By Jill Colvin
MANHATTAN — Two fatal Chinatown bus crashes in three days are raising new fears among passengers and politicians about the safety of discount interstate buses whose popularity has soared in recent years.
A tour bus on it's way to Philadelphia from Chinatown crashed on the New Jersey Turnpike Monday killing two people and injuring 40 more. Federal investigators are still also trying to piece together exactly what caused another Chinatown tour bus to flip over and careen into a sign pole on I-95, killing 15 people as it was returning from the Mohegan Sun casino Saturday.
"You do feel a little unsafe," said Queens resident Natasha Jackson, 46, who considered driving to Baltimore instead of taking a Bolt Bus from Midtown. "But I'm just praying, praying that I make it."
Melanie Arena, 39, who was on her way back to Baltimore after a trip to the city, said that driving can always be a risk, even when she's the one behind the wheel. But the recent accidents had made her take pause.
"It’s scary when you hear about a crash," she said, adding that there were few feasible alternatives considering the high price of trains.
Others, however, said they weren't concerned.
"I just go and put everything in the hands of God," said one passenger from Yonkers on her way to Washington, D.C. "That's all you can do."
Duane DeBruyne, a spokesman for the Federal Motor Carrier Safety Administration, which oversees motor coach operator safety, said it's up to carriers to abide by federal safety regulations, but the agency conducts both random roadside inspections as well as compliance reviews, where federal and state inspectors audit operators’ records.
Still, many operators continue to load their buses with passengers despite serious violation histories.
Super Luxury Tours, which was involved in the New Jersey crash, has been cited with numerous violations, and is under alert for unsafe driving, fatigued driving and driver fitness violations, according to Federal Motor Carrier Safety Administration records.
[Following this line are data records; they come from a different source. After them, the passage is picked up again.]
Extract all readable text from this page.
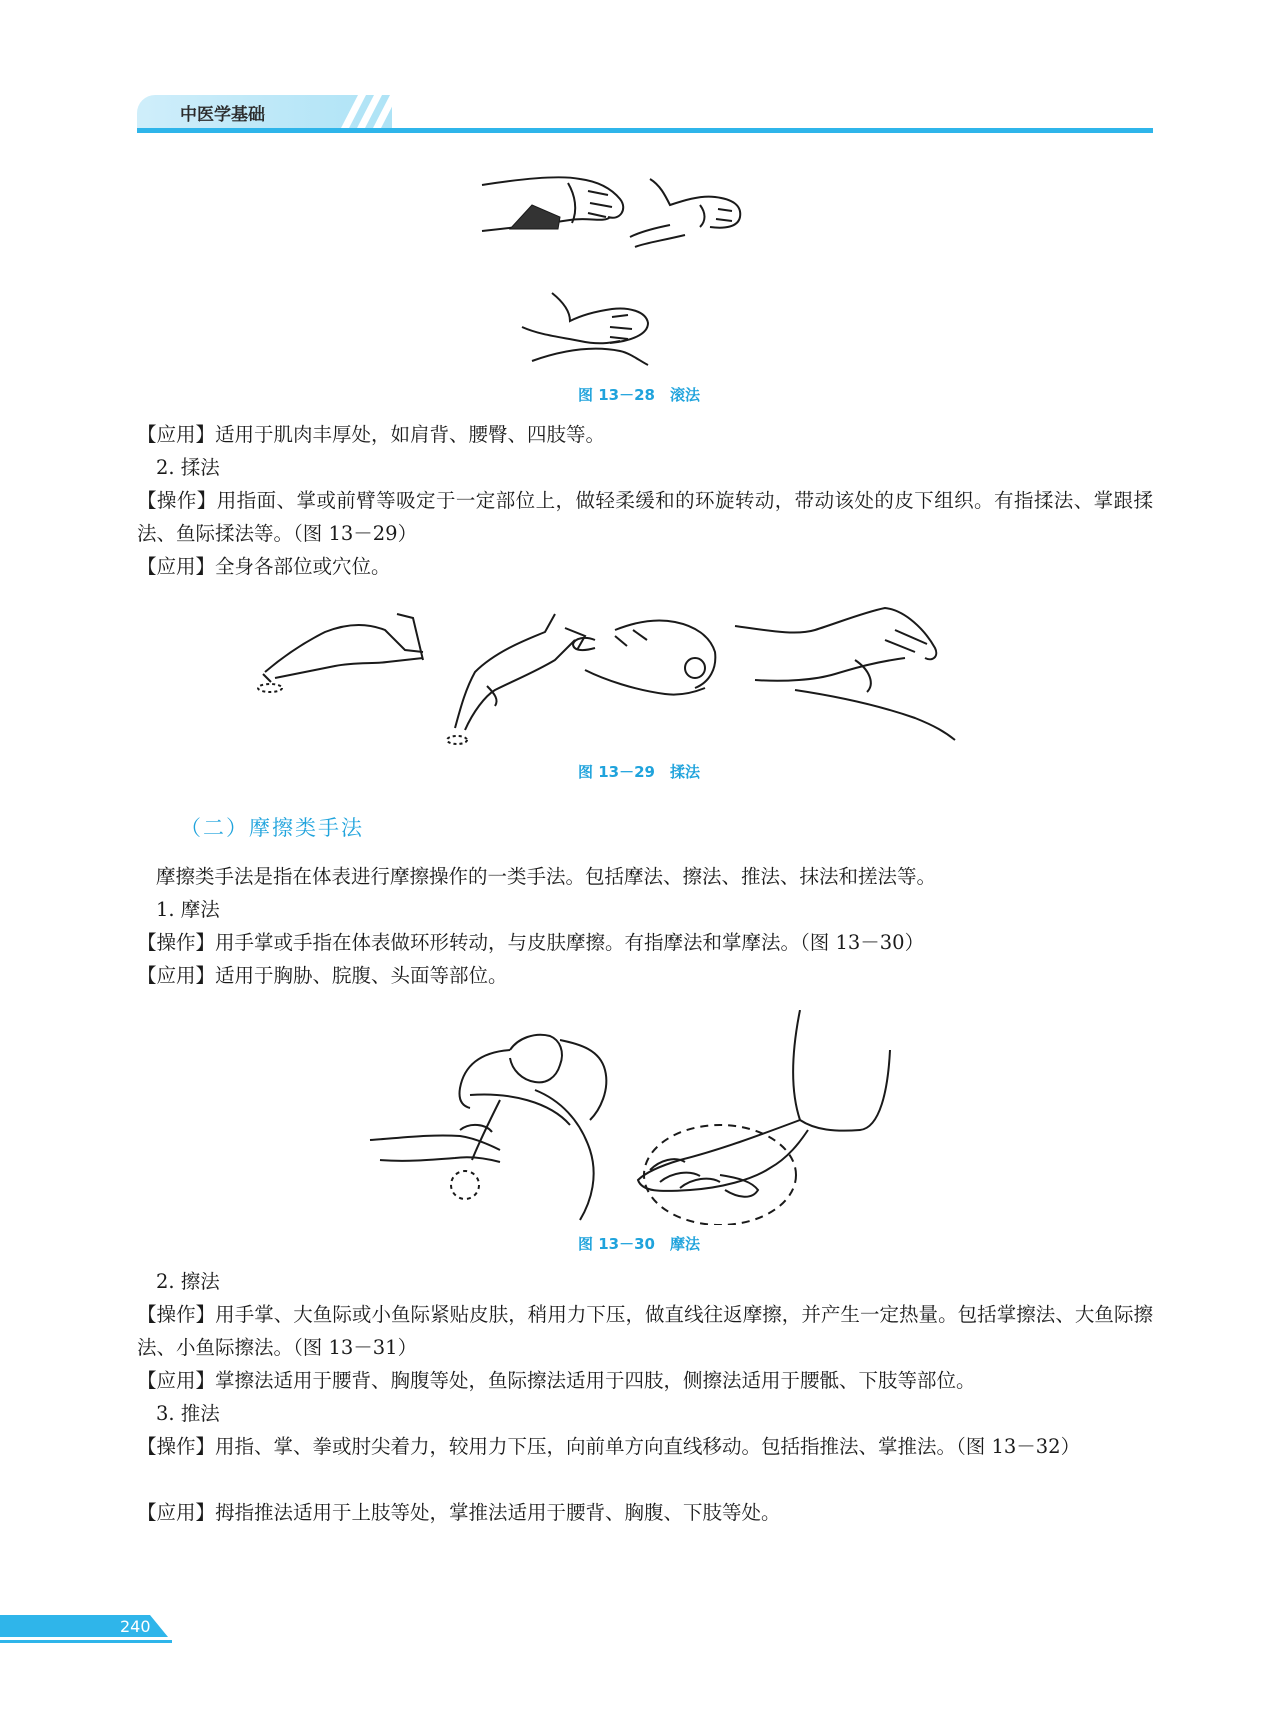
中医学基础
图 13－28　滚法
【应用】适用于肌肉丰厚处，如肩背、腰臀、四肢等。
2. 揉法
【操作】用指面、掌或前臂等吸定于一定部位上，做轻柔缓和的环旋转动，带动该处的皮下组织。有指揉法、掌跟揉法、鱼际揉法等。（图 13－29）
【应用】全身各部位或穴位。
图 13－29　揉法
（二）摩擦类手法
摩擦类手法是指在体表进行摩擦操作的一类手法。包括摩法、擦法、推法、抹法和搓法等。
1. 摩法
【操作】用手掌或手指在体表做环形转动，与皮肤摩擦。有指摩法和掌摩法。（图 13－30）
【应用】适用于胸胁、脘腹、头面等部位。
图 13－30　摩法
2. 擦法
【操作】用手掌、大鱼际或小鱼际紧贴皮肤，稍用力下压，做直线往返摩擦，并产生一定热量。包括掌擦法、大鱼际擦法、小鱼际擦法。（图 13－31）
【应用】掌擦法适用于腰背、胸腹等处，鱼际擦法适用于四肢，侧擦法适用于腰骶、下肢等部位。
3. 推法
【操作】用指、掌、拳或肘尖着力，较用力下压，向前单方向直线移动。包括指推法、掌推法。（图 13－32）
【应用】拇指推法适用于上肢等处，掌推法适用于腰背、胸腹、下肢等处。
240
The safety violations put the operator in the 99.6th percentile for unsafe driving violations, including speeding and disobeying traffic signals. Company buses have also been involved in four crashes in the past two years, records show.
The company did not immediately respond to a call for comment.
Sen. Chuck Schumer held a press conference at City Hall on Monday calling for tigher regulations of discount buses.
World Wide Tours is also under alert for five fatigued driving regulations. Last May, a driver was cited for working longer than the allowable 10-hour shift. Other violations include shoddy log-book record keeping. Records show its buses have been in two accidents over the past two years.
Should passengers be concerned?
"I don’t think so," said Word Wide spokesman Eric Brodie, who declined to comment on the investigation, but said that staff have been co-operating fully.
Other popular carriers based outside of Chinatown also have histories of violations.
Greyhound, which operates buses under the popular BoltBus brand, has a better than average record, but has still received 141 fatigued driving violations and a citation for a driver's possible use of alcohol four hours prior to duty over the past two years.
"The safety and security of our passengers is our core value and a responsibility we take very seriously," said spokeswoman Maureen Richmond, who added that drivers undergo extensive background checks and comprehensive training.
Megabus Northeast has also been issued violations for fatigued drivers and unsafe driving, although its record is also better than average.
"Passengers do not need to be concerned," said company president Dale Moser. "Safety has been and will continue to be our number one priority at Megabus."
Kim Muleller, 45, said she was told by locals not to take a Chinatown bus because of the recent crashes. She has ridden the bus between NYC and her home in Boston several times, and "nothing happened so far."
"I've never had a bad experience with a Chinatown bus," she said. "It's cheap — very cheap. And fast — the bus driver drives fast. I've heard others take longer."
Evalis Soto, 20, who was waiting on Chrystie Street for a Lucky Star bus to Boston, said she was surprised by the recent accidents and the bad track records of some companies.
"I never really thought about it like that," said Soto, who was taking a Chinatown bus for only the second time. "It definitely gives me a second outlook on it — makes me think a little bit more."